Setelah berminggu-minggu meneliti, Dhisa menemuka sebuah petunjuk kecil di salah satu buku Bram yang jarang dibaca: “Di antara baris-baris tersembunyi” tertulis dengan tinta yang mulai pudar. Catatan tersebut berbunyi, “Jika kau mencari kebenaran, jangan hanya membaca. Masuklah ke dalam cerita.”
Kalimat itu terdengar aneh menurutnya, dengan rasa penasaran yang tinggi Dhisa pun mencari dan akhirnya menemukan alamat rumah lama Bram. Rumah itu masih berdiri dengan kokoh meskipun sudah terlihat usang karena terbaikan oleh waktu. Dengan perlahan diiringi debaran jantung yang berdetak cepat Dhisa melangkah masuk.
Di dalam rumah, Dhisa disambut oleh kesunyian yang aneh. Ruang tamu yang penuh dengan buku-buku yang menumpuk di di rak-rak tua, dinding dengan cat mengelupas srta sarang laba-laba yang menempel dimana-dimana. “Terlihat sekali kalau ini rumah seorang penulis” pikirnya.
Ia berjalan perlahan, mengamati setiap sudut ruangan berharap menemukan petunjuk tentang Bram disana. Sampai di ruang kerja Dhisa melihat meja kayu tua di sudut, dengan mesin ketik yang tampak masih utuh di atasnya. Dhisa pun mendekat ke sana, dan tampak buku-buku, pena serta kertas-kertas yang berserakan di atas meja. Di sinilah kemungkinan karya-karya besar Bram lahir, pikirnya. Namun, di tengah pencariannya terdapat satu buku yang menarik perhatian Dhisa, buku itu terletak di meja tertumpuk oleh kertas-kertas. Judulnya “Di Balik Halaman.”
Dengan hati-hati Dhisa membuka halaman pertama buku. Tidak ada yang aneh, hanya prolog biasa. Namun, ketika ia sampai di halaman terakhir, tiba=tiba tulisannya berubah. Kalimat-kalimat yang sebelumnya rapi kini tampak kabur dan berantakan. Kata-kata tersebut berputar-putar dan membentuk pola pola yang sulit dimengerti, yang kemudian membentuk suatu kalimat “Masuklah ke dalam cerita”. Seketika sesuatu yang aneh terjadi, ruangan di sekitarnya terasa berputar, Dhisa merasakan suatu tarikan kuat, seolah-olah ada kekuatan tak terlihat yang menariknya ke dalam halaman-halaman buku tersebut. Dhisa mencoba mundur, namun tubuhnya seolah terjebak dalam tarikan yang tak tertahankan. Dunia sekitar perlahan mengabur, dan sebelum ia menyadarinya Dhisa sudah tak lagi berada di ruang kerja Bram. Melainkan dunia asing yang hanya bisa ia banyangkan di dalam mimpi.
***
Dunia itu dipenuhi pepohonan yang menjulang tinggi dan jalan seapak yang tak berujung. Di sana-sini terlihat sosok-sosok yang samar, seperti bayangan yang mengintai dari kejauhan. Dhisa terperangah, apakah ini bagian dari dunia yang diciptakan Bram? Dan bagaimana bisa ia berada di sini?

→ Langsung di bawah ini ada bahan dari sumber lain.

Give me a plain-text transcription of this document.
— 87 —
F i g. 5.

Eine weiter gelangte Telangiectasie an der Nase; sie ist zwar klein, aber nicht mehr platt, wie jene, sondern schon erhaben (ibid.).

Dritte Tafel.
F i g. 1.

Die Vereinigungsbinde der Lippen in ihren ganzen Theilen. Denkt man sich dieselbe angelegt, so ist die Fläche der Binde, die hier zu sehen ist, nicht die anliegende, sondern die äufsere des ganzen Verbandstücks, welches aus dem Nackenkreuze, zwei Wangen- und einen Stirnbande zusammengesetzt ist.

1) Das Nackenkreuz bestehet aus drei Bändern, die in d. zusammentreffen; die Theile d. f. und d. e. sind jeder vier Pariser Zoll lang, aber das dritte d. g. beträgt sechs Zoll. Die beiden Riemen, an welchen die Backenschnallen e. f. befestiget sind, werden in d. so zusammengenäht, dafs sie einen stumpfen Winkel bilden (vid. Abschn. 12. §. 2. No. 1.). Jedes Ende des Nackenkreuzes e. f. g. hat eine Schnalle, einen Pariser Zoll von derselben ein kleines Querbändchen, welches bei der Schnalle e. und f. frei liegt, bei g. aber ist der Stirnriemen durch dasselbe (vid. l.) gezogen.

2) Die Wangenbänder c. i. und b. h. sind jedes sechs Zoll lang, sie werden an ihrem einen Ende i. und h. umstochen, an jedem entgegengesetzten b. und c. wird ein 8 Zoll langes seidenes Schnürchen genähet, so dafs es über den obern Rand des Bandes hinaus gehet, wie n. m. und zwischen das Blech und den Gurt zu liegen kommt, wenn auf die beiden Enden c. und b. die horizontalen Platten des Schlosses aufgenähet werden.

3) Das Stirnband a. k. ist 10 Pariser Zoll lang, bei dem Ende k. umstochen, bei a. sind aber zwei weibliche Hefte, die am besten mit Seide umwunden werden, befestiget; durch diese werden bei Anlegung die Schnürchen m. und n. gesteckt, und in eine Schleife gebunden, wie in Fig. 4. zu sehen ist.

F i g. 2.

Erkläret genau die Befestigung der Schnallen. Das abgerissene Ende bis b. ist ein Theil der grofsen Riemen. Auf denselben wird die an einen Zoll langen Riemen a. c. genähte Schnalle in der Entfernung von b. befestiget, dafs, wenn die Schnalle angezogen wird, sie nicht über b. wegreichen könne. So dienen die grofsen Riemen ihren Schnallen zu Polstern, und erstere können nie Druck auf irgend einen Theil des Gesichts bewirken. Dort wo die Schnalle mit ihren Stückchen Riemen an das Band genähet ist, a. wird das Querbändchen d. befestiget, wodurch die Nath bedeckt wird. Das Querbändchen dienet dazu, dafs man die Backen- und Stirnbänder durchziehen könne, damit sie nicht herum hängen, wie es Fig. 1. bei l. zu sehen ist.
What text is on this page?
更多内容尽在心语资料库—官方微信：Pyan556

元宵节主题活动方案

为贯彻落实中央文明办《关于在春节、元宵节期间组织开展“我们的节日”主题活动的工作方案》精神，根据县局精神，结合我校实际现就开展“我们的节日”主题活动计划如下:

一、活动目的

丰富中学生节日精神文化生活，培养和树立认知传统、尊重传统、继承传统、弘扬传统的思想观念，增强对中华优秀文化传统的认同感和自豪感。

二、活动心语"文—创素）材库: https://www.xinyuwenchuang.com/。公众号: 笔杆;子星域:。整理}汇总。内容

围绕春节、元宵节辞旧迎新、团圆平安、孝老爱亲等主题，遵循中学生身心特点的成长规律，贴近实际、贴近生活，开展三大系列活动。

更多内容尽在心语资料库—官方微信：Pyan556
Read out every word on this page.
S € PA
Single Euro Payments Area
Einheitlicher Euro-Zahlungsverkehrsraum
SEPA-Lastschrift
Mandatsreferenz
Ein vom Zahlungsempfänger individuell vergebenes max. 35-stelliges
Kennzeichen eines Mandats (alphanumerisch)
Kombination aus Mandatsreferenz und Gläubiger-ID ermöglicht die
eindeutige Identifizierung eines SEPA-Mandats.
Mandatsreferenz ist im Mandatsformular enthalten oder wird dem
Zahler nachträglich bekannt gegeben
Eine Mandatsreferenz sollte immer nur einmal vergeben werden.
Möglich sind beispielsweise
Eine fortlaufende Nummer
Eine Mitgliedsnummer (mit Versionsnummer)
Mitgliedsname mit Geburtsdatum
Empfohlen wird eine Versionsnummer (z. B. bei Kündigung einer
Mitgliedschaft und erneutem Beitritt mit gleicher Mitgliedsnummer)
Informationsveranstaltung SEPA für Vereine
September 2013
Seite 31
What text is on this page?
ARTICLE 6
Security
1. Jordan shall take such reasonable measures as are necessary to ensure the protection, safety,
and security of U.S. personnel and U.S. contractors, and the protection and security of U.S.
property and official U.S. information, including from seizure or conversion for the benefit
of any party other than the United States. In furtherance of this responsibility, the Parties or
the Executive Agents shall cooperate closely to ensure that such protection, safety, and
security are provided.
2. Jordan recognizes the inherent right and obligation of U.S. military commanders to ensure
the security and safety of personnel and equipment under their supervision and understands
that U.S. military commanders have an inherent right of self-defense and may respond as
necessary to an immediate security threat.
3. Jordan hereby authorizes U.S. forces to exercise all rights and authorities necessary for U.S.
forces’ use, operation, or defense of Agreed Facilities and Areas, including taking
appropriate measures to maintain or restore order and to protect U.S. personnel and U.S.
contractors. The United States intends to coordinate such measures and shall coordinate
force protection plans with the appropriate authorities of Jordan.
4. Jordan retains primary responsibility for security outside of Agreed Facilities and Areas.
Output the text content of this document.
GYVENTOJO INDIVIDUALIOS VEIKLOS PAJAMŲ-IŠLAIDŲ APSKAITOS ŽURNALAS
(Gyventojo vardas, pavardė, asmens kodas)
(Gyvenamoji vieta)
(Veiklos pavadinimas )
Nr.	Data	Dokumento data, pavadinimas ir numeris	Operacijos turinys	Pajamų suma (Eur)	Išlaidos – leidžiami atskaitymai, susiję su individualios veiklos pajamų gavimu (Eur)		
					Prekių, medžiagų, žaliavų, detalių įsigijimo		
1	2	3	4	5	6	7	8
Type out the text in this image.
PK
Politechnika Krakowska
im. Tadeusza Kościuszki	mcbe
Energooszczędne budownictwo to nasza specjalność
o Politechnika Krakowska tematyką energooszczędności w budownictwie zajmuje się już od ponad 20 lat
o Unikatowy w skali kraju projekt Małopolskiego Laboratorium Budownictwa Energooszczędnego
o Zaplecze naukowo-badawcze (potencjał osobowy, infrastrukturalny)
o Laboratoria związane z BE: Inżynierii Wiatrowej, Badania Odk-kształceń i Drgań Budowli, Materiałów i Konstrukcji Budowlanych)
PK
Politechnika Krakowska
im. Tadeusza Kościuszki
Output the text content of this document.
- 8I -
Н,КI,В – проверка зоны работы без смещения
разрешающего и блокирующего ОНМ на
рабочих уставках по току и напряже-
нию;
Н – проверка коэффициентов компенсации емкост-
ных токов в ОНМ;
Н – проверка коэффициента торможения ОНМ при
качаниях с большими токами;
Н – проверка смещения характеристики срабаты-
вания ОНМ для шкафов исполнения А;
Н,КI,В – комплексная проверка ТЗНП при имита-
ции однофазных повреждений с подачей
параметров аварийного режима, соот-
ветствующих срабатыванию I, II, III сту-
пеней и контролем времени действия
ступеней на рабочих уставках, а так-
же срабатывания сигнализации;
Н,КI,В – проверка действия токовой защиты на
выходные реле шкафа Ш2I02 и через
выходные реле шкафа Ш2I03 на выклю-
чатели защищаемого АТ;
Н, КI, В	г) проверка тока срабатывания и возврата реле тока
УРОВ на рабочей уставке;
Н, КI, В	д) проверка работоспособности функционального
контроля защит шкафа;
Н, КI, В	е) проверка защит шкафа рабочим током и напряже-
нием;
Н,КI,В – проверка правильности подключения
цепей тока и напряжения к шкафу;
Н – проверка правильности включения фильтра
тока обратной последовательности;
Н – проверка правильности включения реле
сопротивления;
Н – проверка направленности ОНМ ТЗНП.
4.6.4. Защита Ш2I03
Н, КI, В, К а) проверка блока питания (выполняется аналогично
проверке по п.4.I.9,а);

Tak lama kemudian, ia mendengar suara langkah kaki di belakangnya. Ketika ia berbalik, ia melihat seorang pria yang sudah lama ia kagumi, namun hanya lewat potret di sampul buku_Bram. Bram masih sama seperti yang ia ketahui sebelum menghilang, matanya masih sama penuh dengan kebijaksanaan yang dalam hanya saja tidak secerah dulu, yang tampak sekarang hanya gurat kelelahan yang tak bisa disembunyikan.
“Selamat datang,” kata Bram pelan. “Aku tahu kau akan datang, cepat atau lambat.”
Dhisa menatapnya tak percaya. “Ini… ini benar-benar kau?” tanyanya terbata-bata.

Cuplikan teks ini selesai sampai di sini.